Brunet wciąż nie mógł przetworzyć tego wszystkiego, co zdążyło wydarzyć się tego wieczora. Soobin co jakiś czas zagadywał Yeonjuna, na co ten chętnie odpowiadał. Beomgyu bardzo chciał położyć głowę na jego ramieniu. Ale przecież nie mógł.

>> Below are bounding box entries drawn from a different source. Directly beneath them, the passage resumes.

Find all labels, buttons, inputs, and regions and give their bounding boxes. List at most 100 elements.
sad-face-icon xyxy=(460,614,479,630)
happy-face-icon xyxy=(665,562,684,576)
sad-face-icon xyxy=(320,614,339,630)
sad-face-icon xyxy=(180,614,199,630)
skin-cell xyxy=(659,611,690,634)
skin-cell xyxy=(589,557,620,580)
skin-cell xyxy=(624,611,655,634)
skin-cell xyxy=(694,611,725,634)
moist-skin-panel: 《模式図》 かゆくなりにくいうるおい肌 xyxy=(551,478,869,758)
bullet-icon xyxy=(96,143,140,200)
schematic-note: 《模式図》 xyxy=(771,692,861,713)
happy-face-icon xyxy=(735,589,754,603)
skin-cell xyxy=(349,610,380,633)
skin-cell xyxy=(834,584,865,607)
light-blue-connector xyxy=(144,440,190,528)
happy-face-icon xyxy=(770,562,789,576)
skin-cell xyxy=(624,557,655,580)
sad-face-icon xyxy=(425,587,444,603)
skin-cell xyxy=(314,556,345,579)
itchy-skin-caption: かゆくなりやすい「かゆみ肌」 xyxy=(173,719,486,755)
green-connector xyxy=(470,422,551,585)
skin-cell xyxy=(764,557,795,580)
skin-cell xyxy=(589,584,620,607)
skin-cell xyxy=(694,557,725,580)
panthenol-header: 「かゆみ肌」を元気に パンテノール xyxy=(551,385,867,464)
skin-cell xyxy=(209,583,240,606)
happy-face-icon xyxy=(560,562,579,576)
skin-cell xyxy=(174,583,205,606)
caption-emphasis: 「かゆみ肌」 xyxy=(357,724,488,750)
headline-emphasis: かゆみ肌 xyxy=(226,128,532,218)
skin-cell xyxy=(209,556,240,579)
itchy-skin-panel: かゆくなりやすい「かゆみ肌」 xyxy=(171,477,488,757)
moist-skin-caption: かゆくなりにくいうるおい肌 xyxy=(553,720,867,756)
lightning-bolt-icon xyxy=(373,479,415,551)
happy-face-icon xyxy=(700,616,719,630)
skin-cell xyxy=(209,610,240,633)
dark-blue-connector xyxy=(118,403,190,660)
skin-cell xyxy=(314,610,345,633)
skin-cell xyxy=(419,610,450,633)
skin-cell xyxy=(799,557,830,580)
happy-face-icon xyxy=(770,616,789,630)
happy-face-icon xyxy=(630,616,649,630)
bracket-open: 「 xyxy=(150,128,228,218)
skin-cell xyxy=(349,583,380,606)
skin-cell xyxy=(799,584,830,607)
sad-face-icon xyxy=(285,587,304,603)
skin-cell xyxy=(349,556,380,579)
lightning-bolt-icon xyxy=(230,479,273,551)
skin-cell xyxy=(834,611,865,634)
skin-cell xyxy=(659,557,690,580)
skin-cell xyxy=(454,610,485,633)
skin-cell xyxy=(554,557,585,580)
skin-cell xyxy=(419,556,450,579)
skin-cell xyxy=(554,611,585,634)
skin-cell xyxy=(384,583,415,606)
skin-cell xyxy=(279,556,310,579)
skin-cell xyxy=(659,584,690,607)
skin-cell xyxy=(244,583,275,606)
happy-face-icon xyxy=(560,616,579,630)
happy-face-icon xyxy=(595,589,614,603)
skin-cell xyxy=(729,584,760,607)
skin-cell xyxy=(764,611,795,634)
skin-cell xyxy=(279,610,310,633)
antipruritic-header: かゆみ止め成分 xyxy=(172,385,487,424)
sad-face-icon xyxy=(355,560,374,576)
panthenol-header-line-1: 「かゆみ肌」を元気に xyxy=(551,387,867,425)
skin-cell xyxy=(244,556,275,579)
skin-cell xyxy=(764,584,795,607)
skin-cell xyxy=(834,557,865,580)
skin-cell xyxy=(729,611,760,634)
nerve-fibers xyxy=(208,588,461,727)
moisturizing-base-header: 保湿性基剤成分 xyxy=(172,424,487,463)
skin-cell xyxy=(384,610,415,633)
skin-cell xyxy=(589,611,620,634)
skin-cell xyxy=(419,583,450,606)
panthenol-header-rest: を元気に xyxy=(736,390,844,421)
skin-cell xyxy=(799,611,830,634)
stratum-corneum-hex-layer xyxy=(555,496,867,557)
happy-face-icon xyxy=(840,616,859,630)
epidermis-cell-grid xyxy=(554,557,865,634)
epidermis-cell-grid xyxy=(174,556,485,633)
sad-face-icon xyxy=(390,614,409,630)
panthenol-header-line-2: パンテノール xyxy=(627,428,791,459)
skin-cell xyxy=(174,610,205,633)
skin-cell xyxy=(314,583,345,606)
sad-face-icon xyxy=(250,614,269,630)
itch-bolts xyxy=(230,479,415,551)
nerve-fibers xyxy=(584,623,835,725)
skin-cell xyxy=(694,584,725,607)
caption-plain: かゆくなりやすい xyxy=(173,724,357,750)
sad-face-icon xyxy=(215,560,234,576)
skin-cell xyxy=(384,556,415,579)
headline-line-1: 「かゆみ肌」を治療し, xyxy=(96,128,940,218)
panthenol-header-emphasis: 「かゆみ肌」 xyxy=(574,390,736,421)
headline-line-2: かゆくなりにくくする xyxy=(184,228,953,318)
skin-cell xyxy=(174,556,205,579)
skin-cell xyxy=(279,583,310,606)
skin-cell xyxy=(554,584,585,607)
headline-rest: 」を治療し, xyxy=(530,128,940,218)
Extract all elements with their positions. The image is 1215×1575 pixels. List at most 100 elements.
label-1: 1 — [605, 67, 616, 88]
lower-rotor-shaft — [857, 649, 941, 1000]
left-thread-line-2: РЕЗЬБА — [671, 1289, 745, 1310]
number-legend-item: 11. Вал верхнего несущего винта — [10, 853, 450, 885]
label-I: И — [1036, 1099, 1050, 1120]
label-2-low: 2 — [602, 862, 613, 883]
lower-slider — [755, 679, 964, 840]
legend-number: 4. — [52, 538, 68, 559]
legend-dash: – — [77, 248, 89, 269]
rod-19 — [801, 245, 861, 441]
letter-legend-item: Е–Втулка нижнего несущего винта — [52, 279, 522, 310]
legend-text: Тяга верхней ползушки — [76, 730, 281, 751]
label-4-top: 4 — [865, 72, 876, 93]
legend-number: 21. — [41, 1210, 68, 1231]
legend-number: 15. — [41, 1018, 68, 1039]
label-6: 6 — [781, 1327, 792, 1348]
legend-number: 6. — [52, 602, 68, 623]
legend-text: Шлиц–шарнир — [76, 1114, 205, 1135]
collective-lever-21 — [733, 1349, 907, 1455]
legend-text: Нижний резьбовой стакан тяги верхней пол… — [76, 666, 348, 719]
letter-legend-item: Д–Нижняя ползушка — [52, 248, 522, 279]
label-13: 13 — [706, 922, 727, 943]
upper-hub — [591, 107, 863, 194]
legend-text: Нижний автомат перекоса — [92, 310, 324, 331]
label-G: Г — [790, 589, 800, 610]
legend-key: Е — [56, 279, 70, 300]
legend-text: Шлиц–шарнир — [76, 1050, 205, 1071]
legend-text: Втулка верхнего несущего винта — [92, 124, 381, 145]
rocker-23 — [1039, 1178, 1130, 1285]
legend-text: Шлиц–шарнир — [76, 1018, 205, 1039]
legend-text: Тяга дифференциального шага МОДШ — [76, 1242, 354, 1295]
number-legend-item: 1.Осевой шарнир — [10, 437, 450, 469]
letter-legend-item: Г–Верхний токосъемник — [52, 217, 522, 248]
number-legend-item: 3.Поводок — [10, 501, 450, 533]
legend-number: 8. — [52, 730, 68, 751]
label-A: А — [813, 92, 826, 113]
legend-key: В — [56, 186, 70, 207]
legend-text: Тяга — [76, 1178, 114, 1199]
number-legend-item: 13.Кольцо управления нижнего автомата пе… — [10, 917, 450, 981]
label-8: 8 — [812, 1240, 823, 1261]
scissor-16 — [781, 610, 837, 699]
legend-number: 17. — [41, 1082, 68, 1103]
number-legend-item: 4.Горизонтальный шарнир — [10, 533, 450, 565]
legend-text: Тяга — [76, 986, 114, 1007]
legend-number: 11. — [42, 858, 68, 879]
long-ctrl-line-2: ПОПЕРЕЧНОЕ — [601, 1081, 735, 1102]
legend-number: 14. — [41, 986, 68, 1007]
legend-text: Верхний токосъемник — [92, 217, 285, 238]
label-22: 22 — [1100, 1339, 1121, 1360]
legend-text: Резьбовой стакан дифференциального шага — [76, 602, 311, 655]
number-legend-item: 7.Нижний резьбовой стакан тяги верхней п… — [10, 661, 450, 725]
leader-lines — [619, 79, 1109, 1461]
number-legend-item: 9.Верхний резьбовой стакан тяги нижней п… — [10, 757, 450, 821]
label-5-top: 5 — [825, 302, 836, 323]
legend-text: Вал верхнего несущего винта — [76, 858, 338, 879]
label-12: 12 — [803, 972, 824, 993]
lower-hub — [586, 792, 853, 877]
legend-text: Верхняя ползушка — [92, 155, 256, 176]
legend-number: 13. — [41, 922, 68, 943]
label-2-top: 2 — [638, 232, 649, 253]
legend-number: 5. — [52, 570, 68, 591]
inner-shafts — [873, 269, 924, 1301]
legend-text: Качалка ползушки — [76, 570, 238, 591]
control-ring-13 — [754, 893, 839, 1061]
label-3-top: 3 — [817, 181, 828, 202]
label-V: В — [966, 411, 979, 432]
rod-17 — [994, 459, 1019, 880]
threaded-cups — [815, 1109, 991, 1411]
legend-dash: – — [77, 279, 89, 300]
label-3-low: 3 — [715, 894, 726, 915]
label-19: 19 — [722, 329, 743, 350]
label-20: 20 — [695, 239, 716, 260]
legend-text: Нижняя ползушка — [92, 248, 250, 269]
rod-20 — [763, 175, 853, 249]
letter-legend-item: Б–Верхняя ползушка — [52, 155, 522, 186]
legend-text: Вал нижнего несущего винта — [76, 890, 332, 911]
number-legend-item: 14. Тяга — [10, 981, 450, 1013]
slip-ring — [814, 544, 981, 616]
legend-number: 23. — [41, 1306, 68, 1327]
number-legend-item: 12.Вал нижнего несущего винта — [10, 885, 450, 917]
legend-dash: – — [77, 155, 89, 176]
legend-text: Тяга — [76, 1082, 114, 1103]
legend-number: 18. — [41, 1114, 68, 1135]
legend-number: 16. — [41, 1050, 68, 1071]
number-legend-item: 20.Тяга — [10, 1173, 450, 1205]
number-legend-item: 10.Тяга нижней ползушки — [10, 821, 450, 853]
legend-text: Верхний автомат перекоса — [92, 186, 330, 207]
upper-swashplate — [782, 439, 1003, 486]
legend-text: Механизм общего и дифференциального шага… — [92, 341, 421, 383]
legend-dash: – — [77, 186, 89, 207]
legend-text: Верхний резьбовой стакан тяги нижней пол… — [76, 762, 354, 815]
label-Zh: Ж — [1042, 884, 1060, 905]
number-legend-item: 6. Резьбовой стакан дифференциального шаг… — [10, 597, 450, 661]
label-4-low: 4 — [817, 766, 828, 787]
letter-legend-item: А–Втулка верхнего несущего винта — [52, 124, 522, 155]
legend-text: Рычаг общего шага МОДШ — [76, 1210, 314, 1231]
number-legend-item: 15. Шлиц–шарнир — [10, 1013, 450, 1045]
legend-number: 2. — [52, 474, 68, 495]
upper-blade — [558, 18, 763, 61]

Nie, kiedy obok był Soobin.

Beomgyu znów zaczął czuć się okropnie. Był najgorszym przyjacielem na świecie i kompletnie nie zasługiwał na Soobina. Z tyłu głowy wiedział, że gdyby mu o wszystkim opowiedział, może oszczędzając n i e k t ó r e szczegóły, ten by wszystko zaakceptował, ale na pewno by go to niesamowicie zraniło. Jednak ostatecznie by mu wybaczył.

Soobin zawsze mu wszystko wybaczał.

Co prawda Beomgyu nigdy nie kręcił z nikim, w kim podkochiwał się jego przyjaciel, ale to nieistotny szczegół. Przecież Soobinowi nigdy wcześniej nikt się nawet nie podobał.

- Dobra. - Hyunjin ziewnął, przeciągając się na kanapie. - Jak śpimy? Już chyba powoli odlatuję.

Niedawno skończyli grać w jakąś karciankę, a teraz siedzieli i po prostu rozmawiali, z cichą muzyką puszczoną z laptopa w tle. Na pewno było już grubo po północy. Taehyun leżał wtulony w Kaia i prawie tonął w jego bluzie. Soobin siedział po turecku, jeszcze chwilę temu żywo dyskutując z Felixem i Yeonjunem na temat jakiegoś komiksu. Beomgyu ich słuchał, pomimo tego, że nie bardzo rozumiał, o czym tak właściwie gadają.

- U mnie w sypialni zmieszczą się trzy osoby na łóżku. - Soobin mu odpowiedział. - Kanapa się rozkłada, więc reszta spokojnie może się tu walnąć.

- Mi to chyba obojętne. - Hyunjin przetarł twarz dłońmi. - Daj mi kocyk i mogę spać nawet na podłodze.

- Bez Tae nie śpię. - stwierdził Kai, przyciągając chłopaka mocniej do siebie.

- A ja się stąd nie ruszam. - wymamrotał już ledwo przytomny Taehyun.

- Dajcie znać, co wykminicie. - Felix się podniósł i skierował w stronę łazienki, najpewniej, aby się przebrać, bo wziął ze sobą piżamę. Widząc to, Beomgyu się wzdrygnął i potrząsnął głową.

Matko, miał nadzieję, że wszystko posprzątali.

Ostatecznie kanapę zajęli Taehyun, Kai, Hyunjin i Felix. A to oznaczało, że nie dość, że Beomgyu musiał przetrwać noc w towarzystwie Yeonjuna, to jeszcze dodatkowo miał z nimi spać Soobin. Brunet nie wiedział, czy to, że przyjaciel wcisnął się między jego a najstarszego, było przekleństwem, czy błogosławieństwem.

Soobin wyjątkowo szybko zasnął, jeszcze przez chwilę opowiadając Yeonjunowi coś o jakimś serialu. Beomgyu zastanawiał się, czy blondyn rzeczywiście jest tak zaangażowany z rozmowę, na jakiego wyglądał. Przy okazji dziękował wszechświatowi, że jego wyobrażenia okazały się błędne i Yeonjun spał w koszulce i długich spodniach. To znaczy, przynajmniej teraz. Gdyby wyglądał jakkolwiek inaczej, to chyba rzeczywiście nastąpiłby jego marny koniec.

Światło księżyca gdzieniegdzie przebijało przez nie do końca dopasowane rolety w pokoju Soobina. Beomgyu może i uznałby to za nawet ładne, gdyby nie fakt, że próbował zasnąć.

Oczywiście, że nie mógł.

Kto na jego miejscu byłby w ogóle w stanie?

Kiedy kolejny raz przewracał się z boku na bok, próbując znaleźć chociaż trochę wygodną pozycję, zauważył, że Yeonjun objął ramieniem śpiącego Soobina, który leżał na boku, a jego ręka bezwładnie wisiała nad klatką piersiową jego najlepszego przyjaciela. Zastanawiał się, czy Yeonjun zrobił to specjalnie.